Elections commissioner Yves Cote has said the inability to compel witnesses has frustrated his ability to investigate the robocall scandal, in which thousands of primarily non-Conservative voters in 2011 received misleading calls directing them to the wrong polling stations. A Federal Court judge has concluded the calls were made using the Conservative party’s massive voter identification data base.

Poilievre reserved his most scathing criticism for Mayrand’s opposition to the proposal to move the elections commissioner out of Elections Canada and put it under the auspices of the director of public prosecution.

“He is fighting to retain this power, making some incredible claims and inventing some novel legal principles to do it,” he asserted.

The claim that the commissioner is already independent “is demonstrably untrue in law and in practice,” he said, noting the chief electoral officer hires and can fire the commissioner and that the Canada Elections Act specifies that the CEO “shall direct” the commissioner to make any inquiry that seems necessary.

Both Cote and his predecessor, William Corbett, have testified that the chief electoral officer has never interfered in their investigations.

Moreover, Poilievre accused Elections Canada of questioning the independence of the director of public prosecutions (the DPP), something he branded an “an astounding suggestion.” He noted that the DPP has been responsible for prosecuting election law offences since 2007 and Elections Canada has, until now, hailed his independence.

“The agency has reversed itself on this point only now that its CEO is fighting to retain his personal control over the investigative function. He is doing this by having spokespeople cast doubt on the independence of that office,” he said.

Poilievre didn’t say to whom he was referring regarding spokespeople.

Mayrand himself has been relatively muted on the issue. At a Commons committee last week, Cote said he has every confidence that the DPP would not interfere in his investigations.

Nevertheless, Cote said the fact that the DPP would report to the attorney general on the commissioner’s activities “does, it seems to me, present challenges, at least in terms of perception.”

Former auditor general Sheila Fraser, who co-chairs an Elections Canada advisory board, has raised similar concerns.

Both Cote and Corbett last week argued that housing the investigative and prosecutorial functions in the DPP’s office departs from the long-standing principle of keeping the two functions separate — “a separation that was deemed sufficiently important in 2006 to remove prosecutions from the commissioner,” Cote noted.

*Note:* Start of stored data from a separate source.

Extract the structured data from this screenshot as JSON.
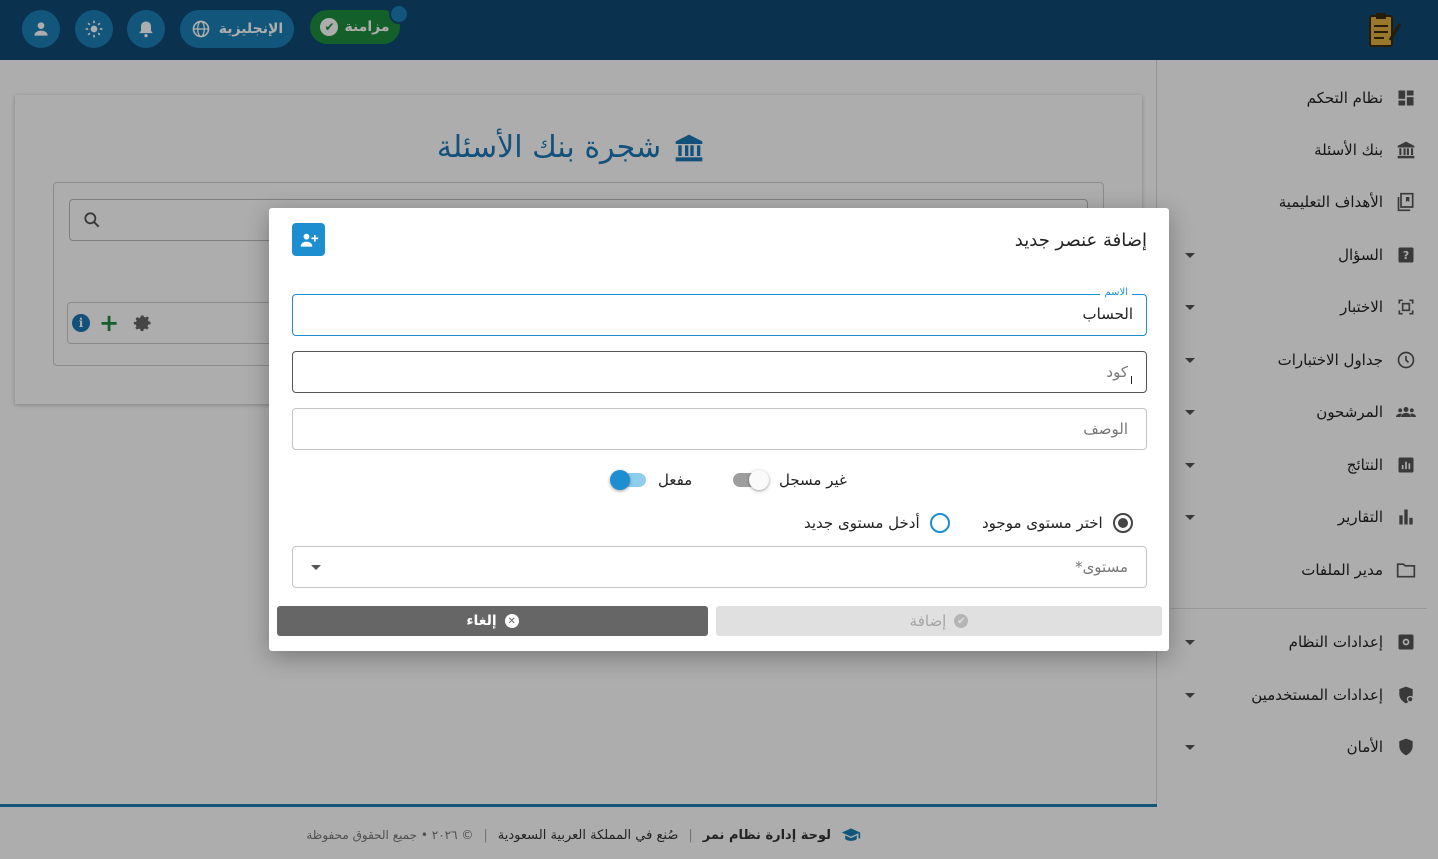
{
  "header": {
    "sync_label": "مزامنة",
    "language_label": "الإنجليزية"
  },
  "page": {
    "title": "شجرة بنك الأسئلة"
  },
  "sidebar": {
    "items": [
      {
        "label": "نظام التحكم",
        "icon": "dashboard-icon",
        "has_caret": false
      },
      {
        "label": "بنك الأسئلة",
        "icon": "bank-icon",
        "has_caret": false
      },
      {
        "label": "الأهداف التعليمية",
        "icon": "objectives-icon",
        "has_caret": false
      },
      {
        "label": "السؤال",
        "icon": "question-icon",
        "has_caret": true
      },
      {
        "label": "الاختبار",
        "icon": "exam-icon",
        "has_caret": true
      },
      {
        "label": "جداول الاختبارات",
        "icon": "clock-icon",
        "has_caret": true
      },
      {
        "label": "المرشحون",
        "icon": "people-icon",
        "has_caret": true
      },
      {
        "label": "النتائج",
        "icon": "results-icon",
        "has_caret": true
      },
      {
        "label": "التقارير",
        "icon": "bar-chart-icon",
        "has_caret": true
      },
      {
        "label": "مدير الملفات",
        "icon": "folder-icon",
        "has_caret": false
      },
      {
        "label": "إعدادات النظام",
        "icon": "gear-icon",
        "has_caret": true
      },
      {
        "label": "إعدادات المستخدمين",
        "icon": "user-shield-icon",
        "has_caret": true
      },
      {
        "label": "الأمان",
        "icon": "shield-icon",
        "has_caret": true
      }
    ]
  },
  "footer": {
    "brand": "لوحة إدارة نظام نمر",
    "made_in": "صُنع في المملكة العربية السعودية",
    "copyright": "© ٢٠٢٦ • جميع الحقوق محفوظة"
  },
  "dialog": {
    "title": "إضافة عنصر جديد",
    "name_legend": "الاسم",
    "name_value": "الحساب",
    "code_placeholder": "كود",
    "description_placeholder": "الوصف",
    "toggle_registered_label": "غير مسجل",
    "toggle_enabled_label": "مفعل",
    "radio_existing_label": "اختر مستوى موجود",
    "radio_new_label": "أدخل مستوى جديد",
    "level_placeholder": "مستوى*",
    "cancel_label": "إلغاء",
    "add_label": "إضافة"
  },
  "colors": {
    "topbar": "#0f4a74",
    "accent": "#1d8fd1",
    "sync_green": "#1e8e3e"
  }
}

Poilievre said it’s “astounding” to claim there’s some “ancient principle” of separation between the investigative and prosecutorial functions when it comes to election laws. Prior to the creation of the DPP seven years ago, he noted that the elections commissioner was responsible for both investigating and prosecuting breaches of the law from within Elections Canada.

“With these arguments, one is left with the perception that the CEO is grasping to find some justification to remain in charge of the investigator.”

Mayrand was to testify at the Senate committee later Tuesday.

A Commons committee is simultaneously conducting hearings on the bill and has yet to consider any possible amendments.